James Manyika, a Google senior vice president who formerly led the McKinsey Global Institute’s research on AI’s impact on work, has put it succinctly: “It’s crucial that we have more people participating in the capital income pathway, because, while labor income remains the most important for the majority of people, capital income is a bigger and bigger part of where the value is going.”
Both Left & Right See Same Remedy
There are many ways pre-distribution through UBC could be accomplished, from “a data dividend” paid by Big Tech to the public whose data it profitably reaps and sells, to universal state-sponsored savings/investment plans that are individually owned (like a 401k) by which ordinary citizens earn returns on productivity growth and wealth creation generated by AI across the economy.
In the spirit of “Rerum Novarum,” this approach does not pit classes or ideologies against each other; it reconciles their interests.
One small but stunning example of the common appeal of the idea across ideological divides is that the liberal governor of California, Gavin Newsom, and MAGA members of the U.S. Congress, like Texas Sen. Ted Cruz, are both championing a similar version of universal basic capital.

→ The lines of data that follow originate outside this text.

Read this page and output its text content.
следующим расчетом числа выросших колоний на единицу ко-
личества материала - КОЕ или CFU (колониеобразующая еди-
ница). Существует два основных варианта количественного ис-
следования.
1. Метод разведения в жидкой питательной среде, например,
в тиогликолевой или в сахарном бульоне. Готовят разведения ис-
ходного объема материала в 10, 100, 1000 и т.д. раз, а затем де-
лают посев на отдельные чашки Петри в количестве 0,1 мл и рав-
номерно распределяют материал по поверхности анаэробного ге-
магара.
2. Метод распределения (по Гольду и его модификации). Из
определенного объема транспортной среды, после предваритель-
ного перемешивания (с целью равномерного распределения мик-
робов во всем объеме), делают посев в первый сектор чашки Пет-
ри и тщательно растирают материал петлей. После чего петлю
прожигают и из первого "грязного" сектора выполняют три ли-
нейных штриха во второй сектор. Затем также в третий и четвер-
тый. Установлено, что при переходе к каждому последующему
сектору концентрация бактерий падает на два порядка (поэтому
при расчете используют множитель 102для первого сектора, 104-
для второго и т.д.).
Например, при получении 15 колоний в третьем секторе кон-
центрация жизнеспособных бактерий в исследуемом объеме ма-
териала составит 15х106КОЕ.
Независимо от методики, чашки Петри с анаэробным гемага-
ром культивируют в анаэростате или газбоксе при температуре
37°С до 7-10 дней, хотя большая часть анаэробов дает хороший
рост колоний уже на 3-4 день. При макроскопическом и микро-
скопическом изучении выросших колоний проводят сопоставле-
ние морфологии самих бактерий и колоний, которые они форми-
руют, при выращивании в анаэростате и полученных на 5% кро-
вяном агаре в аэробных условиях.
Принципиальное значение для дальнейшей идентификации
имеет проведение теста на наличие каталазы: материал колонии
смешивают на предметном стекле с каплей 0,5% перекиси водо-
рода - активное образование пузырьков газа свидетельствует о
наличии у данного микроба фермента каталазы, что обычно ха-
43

Newsom’s California Kids Investment and Development Savings Program (CalKIDS) establishes a college fund account of $500 to $1,500 for every low-income first-grader in California public schools. The money, pooled and invested, increases in value until withdrawn to pay for postsecondary education. CalKIDS is, in turn, linked to ScholarShare 529 accounts, which are 100% tax-exempt college savings funds. Under that plan, $10 invested for a newborn today would be worth roughly $21,000 by college age. ScholarShare now manages $16.5 billion across 454,000 accounts.
Republican-sponsored legislation presently in Congress proposes to further expand this idea through so-called MAGA accounts — Money Account for Growth and Advancement. It would initiate a $1,000 account for every child under 8 who is an American citizen, possibly as a loan at the Treasury bond rate, with the base amount due for repayment at the end of an 18-year term. All income from investments in the S&P 500 in that period would be tax-advantaged. Families can add up to $5,000 per year to the base amount. Profits could be used for education, starting a small business, helping purchase a home or in other ways.
Although embryonic, these initiatives embody a new logic of the relationship between capital and labor, pointing the way to greater possibilities.
Universal basic capital is clearly an idea whose time has come. By embracing the concept in an update of “Rerum Novarum,” Pope Leo XIV would be advancing the social teachings of the Church on distributive justice into the digital age, from the industrial to the information revolution. The moral authority of his blessing would universalize the appeal of universal basic capital.